Katherine fixed her with a meaningful stare. “What he’s never had is the right woman.”

Rachel bit into the buttery shortbread, still warm from the oven, and diplomatically changed the subject. “Does your other son have children?”

“Zander? No. But that’s probably a good thing,” Katherine handed Mark another cookie. “He’s far too selfish to put anyone’s interests before his own.”

She caught Rachel’s blink of surprise and laughed. “I love Zander, but it would have been a lot better for his personal growth if he’d become a minister instead of a rock star. That was his original choice of career, you know. He was in the choir when he was a boy…though in hindsight I think it was less of a spiritual calling than imagining himself center stage in the pulpit.”

The wistfulness in Katherine’s voice struck a chord. “Do you see him very often?”
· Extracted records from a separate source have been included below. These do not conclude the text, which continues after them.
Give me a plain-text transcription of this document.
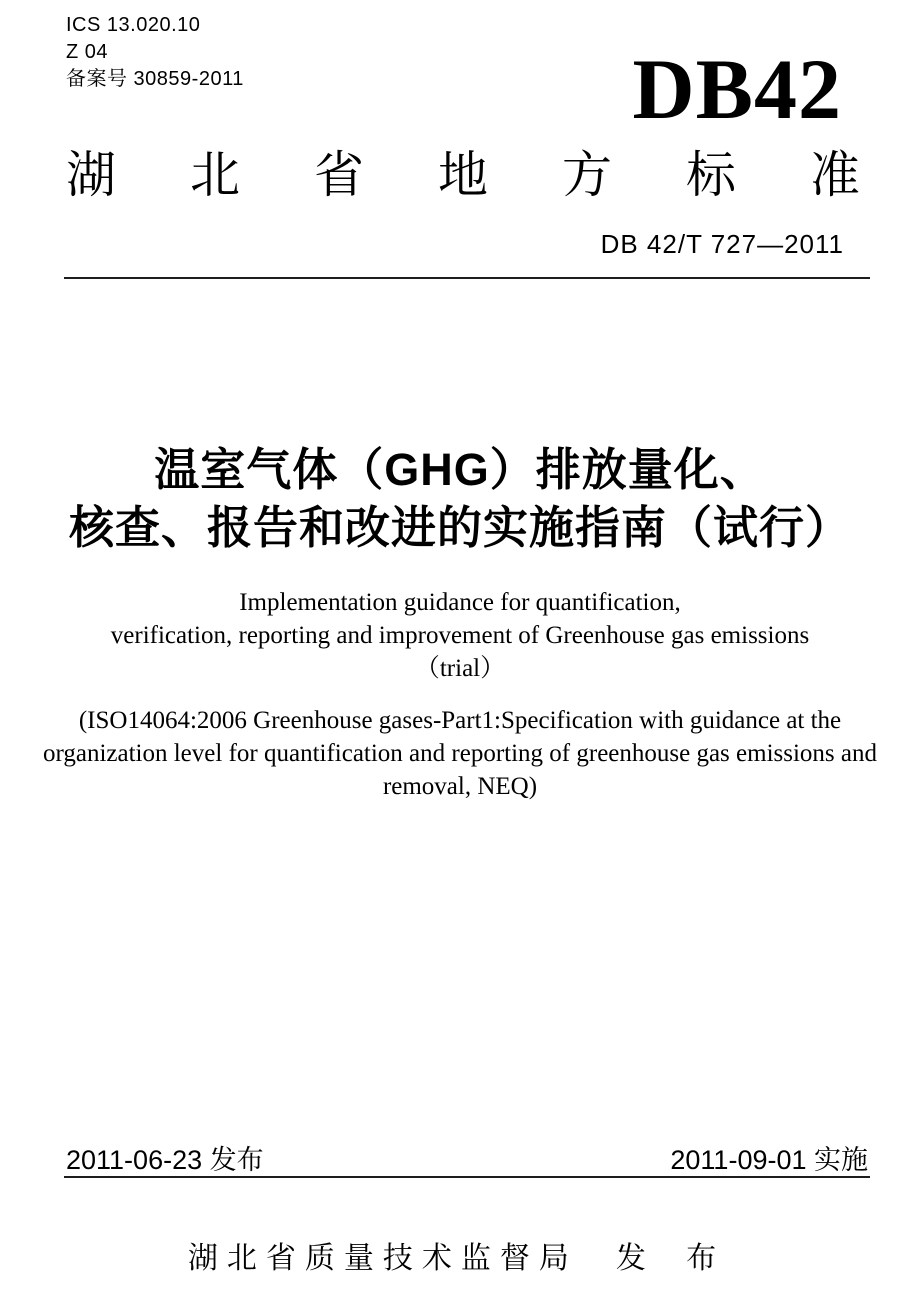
ICS 13.020.10
Z 04
备案号 30859-2011	DB42
湖 北 省 地 方 标 准
DB 42/T 727—2011
温室气体（GHG）排放量化、
核查、报告和改进的实施指南（试行）
Implementation guidance for quantification,
verification, reporting and improvement of Greenhouse gas emissions
（trial）
(ISO14064:2006 Greenhouse gases-Part1:Specification with guidance at the
organization level for quantification and reporting of greenhouse gas emissions and
removal, NEQ)
2011-06-23 发布	2011-09-01 实施
湖北省质量技术监督局 发 布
“No.” Katherine picked up the teapot and filled two delicate china cups. The perfumed scent of Earl Grey hung in the air. Rachel had always found it slightly melancholic, like pressed flowers in an old love letter. “But I used to say that about Devin, and now he’s living down the road. So I don’t give up hope.” She handed Rachel her tea.

Mark stood at the window, looking out to the garden. “The last of the peaches should be ripe by now. Want me to pick them while I’m here?”
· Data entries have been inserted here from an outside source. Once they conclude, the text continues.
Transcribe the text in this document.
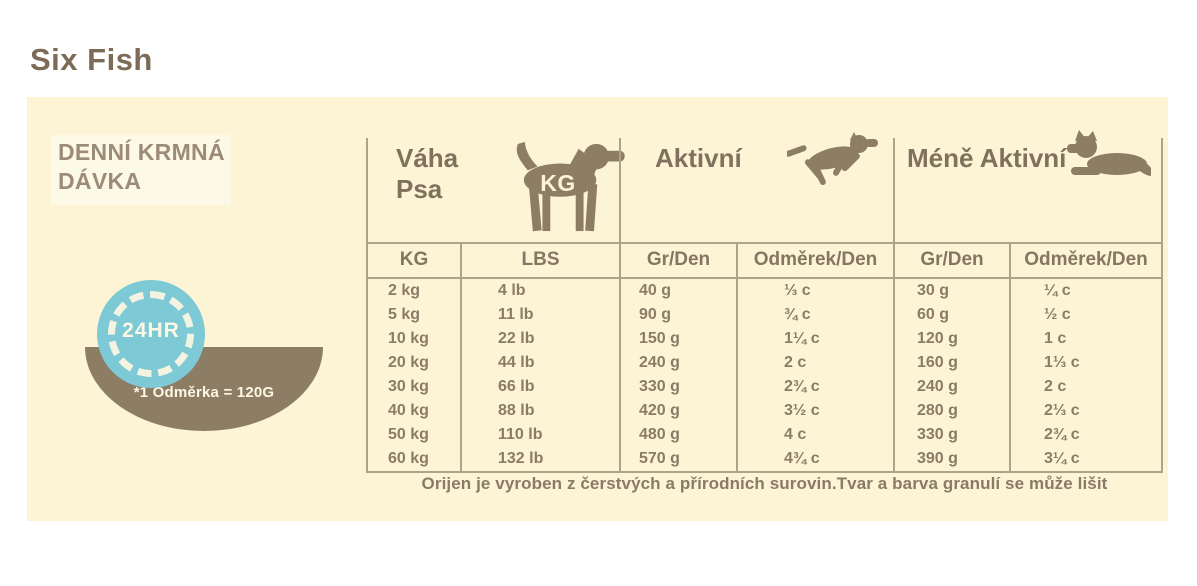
Six Fish
DENNÍ KRMNÁ
DÁVKA
*1 Odměrka = 120G
24HR
Váha
Psa	KG
Aktivní	Méně Aktivní
KG	LBS	Gr/Den	Odměrek/Den	Gr/Den	Odměrek/Den
2 kg	4 lb	40 g	⅓ c	30 g	¼ c
5 kg	11 lb	90 g	¾ c	60 g	½ c
10 kg	22 lb	150 g	1¼ c	120 g	1 c
20 kg	44 lb	240 g	2 c	160 g	1⅓ c
30 kg	66 lb	330 g	2¾ c	240 g	2 c
40 kg	88 lb	420 g	3½ c	280 g	2⅓ c
50 kg	110 lb	480 g	4 c	330 g	2¾ c
60 kg	132 lb	570 g	4¾ c	390 g	3¼ c
Orijen je vyroben z čerstvých a přírodních surovin.Tvar a barva granulí se může lišit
“That’s so thoughtful, thank you. There’s a bucket on the back step.” Through the window, both women watched Mark cross the grass. “Sweet boy,” Katherine commented, sipping her tea. “He and Devin picked for me last time they were here, because my son gets so huffy when he finds me up the tree.

“I had a little heart trouble earlier this year,” she explained, “and he still treats me like an invalid… So, Rachel, now that we’re alone, tell me how you two are getting on.”